What do you want to do?
You can use a compound query to combine a Text Search and Coding query or combine two Text Search queries. You could use a compound query to
Search for text in or near coded content
Combine two text searches to search for content where one term precedes another
On the Explore tab, in the Queries group, click New Query, and then click Compound.
The Compound Query dialog box opens.
Under Search for content matching select options from the lists:
Subquery 1 select the first query type and then click Criteria—refer to Run a Text Search query or Run a Coding query for more information on building the criteria.
NEAR Content select a coding search operator such as AND. If you chose the NEAR or PRECEDING Content, you can specify the options for proximity and retrieval. Refer to Combine criteria in queries for more information.
Subquery 2 select the second query type and then click Criteria—refer to Run a Text Search query or Run a Coding query for more information on building the criteria.
(Optional) Set the scope of your query:
From the In list, select the items you want to include in the query—click the Select button to select the project items.
From the Where list, you can specify to search project items created and/or modified by any or selected users—click the Select button to select the project items.
Click Run.
NOTE
To save the compound query, click the Add to Project check box and enter the name and description (optional) in the General tab.

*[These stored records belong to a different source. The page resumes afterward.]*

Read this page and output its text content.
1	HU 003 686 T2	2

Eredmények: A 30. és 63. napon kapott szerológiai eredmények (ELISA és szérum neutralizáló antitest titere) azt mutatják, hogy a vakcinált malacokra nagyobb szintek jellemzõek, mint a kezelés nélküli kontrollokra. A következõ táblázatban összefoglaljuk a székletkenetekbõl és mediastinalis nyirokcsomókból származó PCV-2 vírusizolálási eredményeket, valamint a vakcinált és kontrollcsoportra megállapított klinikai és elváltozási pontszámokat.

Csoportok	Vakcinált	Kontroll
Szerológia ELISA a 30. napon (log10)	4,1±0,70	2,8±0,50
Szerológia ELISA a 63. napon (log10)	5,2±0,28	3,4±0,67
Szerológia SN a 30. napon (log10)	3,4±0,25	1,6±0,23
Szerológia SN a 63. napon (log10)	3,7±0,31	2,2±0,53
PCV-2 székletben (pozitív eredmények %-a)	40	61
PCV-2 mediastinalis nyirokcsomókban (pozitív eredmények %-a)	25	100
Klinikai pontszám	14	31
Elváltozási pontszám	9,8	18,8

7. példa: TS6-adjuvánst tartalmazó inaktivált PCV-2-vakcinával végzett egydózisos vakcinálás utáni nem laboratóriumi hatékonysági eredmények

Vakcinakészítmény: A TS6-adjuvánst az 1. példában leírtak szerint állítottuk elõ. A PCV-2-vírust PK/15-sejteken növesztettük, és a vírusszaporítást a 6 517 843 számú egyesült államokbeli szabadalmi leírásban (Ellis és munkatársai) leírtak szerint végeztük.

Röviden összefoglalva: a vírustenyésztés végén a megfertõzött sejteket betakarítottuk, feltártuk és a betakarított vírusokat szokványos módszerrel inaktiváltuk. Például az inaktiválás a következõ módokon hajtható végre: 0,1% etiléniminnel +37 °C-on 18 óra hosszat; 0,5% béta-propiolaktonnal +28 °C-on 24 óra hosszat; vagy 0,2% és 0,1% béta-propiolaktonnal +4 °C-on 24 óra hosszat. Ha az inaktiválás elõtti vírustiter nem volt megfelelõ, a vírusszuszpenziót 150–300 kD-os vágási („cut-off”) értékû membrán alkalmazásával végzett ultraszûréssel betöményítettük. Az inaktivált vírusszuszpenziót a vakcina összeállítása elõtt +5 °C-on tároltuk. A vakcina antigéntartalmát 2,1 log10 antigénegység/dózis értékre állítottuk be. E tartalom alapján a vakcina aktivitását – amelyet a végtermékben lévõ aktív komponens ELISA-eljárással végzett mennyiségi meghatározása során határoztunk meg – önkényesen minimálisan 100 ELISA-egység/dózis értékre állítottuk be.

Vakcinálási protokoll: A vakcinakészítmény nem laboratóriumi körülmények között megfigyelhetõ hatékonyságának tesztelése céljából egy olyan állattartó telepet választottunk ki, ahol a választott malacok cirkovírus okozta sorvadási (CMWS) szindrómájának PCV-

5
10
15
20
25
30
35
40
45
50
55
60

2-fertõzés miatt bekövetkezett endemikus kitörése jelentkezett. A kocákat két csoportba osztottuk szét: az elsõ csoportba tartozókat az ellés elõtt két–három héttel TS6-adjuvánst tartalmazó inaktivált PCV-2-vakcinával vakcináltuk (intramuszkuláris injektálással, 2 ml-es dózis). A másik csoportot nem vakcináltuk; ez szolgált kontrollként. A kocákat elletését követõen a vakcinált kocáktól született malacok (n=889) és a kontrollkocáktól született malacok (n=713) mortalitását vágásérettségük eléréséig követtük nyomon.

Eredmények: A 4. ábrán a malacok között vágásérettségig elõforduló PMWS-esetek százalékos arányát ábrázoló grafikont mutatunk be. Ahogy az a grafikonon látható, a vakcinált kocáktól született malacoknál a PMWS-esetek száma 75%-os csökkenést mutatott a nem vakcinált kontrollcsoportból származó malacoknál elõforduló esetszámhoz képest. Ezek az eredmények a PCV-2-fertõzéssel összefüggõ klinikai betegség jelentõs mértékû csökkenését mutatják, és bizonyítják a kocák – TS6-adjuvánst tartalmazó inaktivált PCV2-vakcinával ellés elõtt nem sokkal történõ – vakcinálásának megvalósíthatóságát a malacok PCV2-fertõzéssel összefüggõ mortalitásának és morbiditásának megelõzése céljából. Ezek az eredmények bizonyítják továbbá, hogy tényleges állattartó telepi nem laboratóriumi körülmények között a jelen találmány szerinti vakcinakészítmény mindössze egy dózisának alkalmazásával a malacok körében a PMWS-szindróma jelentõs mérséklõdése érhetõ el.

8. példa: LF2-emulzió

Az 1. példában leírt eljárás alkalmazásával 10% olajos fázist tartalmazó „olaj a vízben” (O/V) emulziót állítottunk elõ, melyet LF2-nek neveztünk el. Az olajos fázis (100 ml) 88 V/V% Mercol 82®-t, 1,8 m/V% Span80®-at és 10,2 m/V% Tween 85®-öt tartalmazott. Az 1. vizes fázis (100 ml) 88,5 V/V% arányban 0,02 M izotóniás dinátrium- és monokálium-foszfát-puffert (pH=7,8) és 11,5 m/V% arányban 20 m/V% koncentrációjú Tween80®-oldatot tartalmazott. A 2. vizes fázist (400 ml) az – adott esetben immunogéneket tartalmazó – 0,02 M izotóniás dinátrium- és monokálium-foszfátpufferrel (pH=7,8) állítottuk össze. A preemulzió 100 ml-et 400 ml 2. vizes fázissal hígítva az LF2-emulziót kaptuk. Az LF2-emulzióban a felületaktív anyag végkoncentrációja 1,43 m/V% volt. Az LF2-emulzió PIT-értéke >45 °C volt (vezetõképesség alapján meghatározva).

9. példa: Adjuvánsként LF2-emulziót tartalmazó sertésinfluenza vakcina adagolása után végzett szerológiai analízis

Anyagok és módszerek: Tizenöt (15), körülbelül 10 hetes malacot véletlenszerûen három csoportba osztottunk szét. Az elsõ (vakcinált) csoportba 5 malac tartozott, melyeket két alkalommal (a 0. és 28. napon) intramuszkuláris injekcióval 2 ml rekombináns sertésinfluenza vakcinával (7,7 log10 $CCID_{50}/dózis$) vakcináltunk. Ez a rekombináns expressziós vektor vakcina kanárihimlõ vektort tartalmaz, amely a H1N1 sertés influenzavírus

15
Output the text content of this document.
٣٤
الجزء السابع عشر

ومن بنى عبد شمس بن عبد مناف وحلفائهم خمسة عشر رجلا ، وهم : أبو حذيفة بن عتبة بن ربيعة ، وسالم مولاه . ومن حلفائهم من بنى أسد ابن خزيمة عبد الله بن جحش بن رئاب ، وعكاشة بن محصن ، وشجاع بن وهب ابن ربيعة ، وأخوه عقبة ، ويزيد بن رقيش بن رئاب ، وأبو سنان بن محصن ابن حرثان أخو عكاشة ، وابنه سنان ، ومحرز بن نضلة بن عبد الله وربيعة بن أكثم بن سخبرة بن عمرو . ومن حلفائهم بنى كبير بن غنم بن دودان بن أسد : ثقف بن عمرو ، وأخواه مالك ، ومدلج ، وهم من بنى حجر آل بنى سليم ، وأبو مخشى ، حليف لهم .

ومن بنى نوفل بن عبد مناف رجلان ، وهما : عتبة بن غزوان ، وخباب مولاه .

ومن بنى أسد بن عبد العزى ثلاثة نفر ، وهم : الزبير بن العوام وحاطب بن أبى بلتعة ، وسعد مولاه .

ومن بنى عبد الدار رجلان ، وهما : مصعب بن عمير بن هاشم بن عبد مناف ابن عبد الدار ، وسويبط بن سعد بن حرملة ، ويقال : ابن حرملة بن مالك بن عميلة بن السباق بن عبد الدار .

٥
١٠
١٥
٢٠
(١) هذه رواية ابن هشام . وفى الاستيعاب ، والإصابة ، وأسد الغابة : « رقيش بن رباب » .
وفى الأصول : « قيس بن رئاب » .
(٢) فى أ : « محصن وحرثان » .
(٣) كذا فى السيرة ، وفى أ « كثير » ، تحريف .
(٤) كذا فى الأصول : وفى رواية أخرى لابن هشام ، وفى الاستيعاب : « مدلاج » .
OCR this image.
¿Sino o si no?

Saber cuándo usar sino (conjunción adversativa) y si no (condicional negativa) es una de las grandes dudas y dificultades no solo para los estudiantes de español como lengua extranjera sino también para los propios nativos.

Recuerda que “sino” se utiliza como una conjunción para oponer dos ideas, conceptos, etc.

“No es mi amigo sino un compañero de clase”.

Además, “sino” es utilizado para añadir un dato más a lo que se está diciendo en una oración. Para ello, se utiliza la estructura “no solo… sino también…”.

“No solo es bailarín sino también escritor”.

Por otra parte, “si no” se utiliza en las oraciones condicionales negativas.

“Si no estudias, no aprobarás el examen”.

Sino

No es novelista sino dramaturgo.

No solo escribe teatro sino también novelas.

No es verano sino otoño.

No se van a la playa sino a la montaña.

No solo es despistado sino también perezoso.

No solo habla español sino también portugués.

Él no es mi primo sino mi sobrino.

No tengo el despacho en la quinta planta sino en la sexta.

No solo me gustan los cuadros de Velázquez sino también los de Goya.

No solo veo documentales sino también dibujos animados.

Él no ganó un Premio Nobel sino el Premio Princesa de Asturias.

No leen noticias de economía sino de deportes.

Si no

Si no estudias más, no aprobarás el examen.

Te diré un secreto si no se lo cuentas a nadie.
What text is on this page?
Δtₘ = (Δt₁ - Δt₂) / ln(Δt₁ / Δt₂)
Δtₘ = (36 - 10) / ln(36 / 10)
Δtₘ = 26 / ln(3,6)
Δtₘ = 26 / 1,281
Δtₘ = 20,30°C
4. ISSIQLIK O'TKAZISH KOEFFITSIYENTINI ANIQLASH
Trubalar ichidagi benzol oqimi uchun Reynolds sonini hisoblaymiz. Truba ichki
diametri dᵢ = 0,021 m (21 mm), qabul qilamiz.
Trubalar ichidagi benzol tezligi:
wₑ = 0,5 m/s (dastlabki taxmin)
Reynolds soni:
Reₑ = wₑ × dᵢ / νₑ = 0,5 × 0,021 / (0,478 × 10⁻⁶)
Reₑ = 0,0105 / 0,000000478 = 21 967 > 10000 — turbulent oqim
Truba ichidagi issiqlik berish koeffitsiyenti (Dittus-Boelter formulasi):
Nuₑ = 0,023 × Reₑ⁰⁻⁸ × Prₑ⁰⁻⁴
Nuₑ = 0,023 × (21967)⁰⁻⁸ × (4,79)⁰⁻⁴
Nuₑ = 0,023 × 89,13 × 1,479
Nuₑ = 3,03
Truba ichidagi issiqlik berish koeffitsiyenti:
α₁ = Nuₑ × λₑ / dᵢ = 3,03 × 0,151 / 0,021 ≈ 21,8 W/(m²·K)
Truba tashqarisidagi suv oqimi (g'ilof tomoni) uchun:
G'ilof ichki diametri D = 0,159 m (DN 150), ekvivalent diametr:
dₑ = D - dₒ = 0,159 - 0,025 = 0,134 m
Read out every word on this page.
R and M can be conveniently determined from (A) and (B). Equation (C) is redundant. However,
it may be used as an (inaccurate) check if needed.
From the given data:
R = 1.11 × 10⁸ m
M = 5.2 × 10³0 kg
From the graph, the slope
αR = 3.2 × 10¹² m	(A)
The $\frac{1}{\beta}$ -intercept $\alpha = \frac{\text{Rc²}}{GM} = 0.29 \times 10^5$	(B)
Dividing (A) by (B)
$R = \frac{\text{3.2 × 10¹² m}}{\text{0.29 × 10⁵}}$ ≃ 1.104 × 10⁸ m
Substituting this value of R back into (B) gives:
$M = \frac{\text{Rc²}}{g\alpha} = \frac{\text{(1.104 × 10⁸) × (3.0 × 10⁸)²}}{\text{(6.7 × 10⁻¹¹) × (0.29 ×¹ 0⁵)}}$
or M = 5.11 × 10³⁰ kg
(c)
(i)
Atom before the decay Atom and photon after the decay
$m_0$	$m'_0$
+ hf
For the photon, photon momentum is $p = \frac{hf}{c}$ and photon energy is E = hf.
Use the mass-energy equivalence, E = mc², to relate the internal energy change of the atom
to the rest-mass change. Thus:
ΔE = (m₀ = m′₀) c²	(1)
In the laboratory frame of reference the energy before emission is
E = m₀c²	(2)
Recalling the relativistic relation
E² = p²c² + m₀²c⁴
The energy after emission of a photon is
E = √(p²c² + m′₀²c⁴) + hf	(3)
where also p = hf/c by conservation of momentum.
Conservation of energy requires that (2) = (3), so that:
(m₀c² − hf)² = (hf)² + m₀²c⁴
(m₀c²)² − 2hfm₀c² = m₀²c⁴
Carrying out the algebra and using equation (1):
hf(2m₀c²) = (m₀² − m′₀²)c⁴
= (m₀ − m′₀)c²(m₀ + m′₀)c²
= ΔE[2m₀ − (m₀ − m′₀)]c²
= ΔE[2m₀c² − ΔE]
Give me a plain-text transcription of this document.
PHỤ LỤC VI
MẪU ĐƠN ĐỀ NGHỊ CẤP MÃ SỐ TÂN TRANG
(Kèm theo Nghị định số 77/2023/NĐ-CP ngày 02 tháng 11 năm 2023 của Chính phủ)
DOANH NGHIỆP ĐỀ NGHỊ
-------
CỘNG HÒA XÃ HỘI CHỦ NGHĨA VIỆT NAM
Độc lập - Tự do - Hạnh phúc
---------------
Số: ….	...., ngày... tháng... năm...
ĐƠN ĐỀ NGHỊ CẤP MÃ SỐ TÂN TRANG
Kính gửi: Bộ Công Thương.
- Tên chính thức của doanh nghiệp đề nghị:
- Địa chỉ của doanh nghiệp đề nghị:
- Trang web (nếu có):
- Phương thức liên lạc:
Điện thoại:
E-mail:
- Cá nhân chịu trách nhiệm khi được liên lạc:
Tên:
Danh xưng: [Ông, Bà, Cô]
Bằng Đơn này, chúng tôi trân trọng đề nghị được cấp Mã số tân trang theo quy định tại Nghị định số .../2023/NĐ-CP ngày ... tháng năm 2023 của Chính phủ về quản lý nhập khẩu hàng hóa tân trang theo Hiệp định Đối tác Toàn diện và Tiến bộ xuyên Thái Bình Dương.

To save query results, you can Specify save options during query set up—before running the query.
By default, the results of a Compound query are displayed as a node in Detail View—the Reference tab is in focus:
Click the tabs on the right to see the matching content that has been coded in text (documents, memos and externals), audio, video, picture or dataset sources.
By default the results are displayed in a preview node—you can choose save this node in the results folder or in another node folder, refer to Manage query results for more information.
NOTE
If you prefer nodes to open with the Summary tab in focus, you can change the setting in Application Options.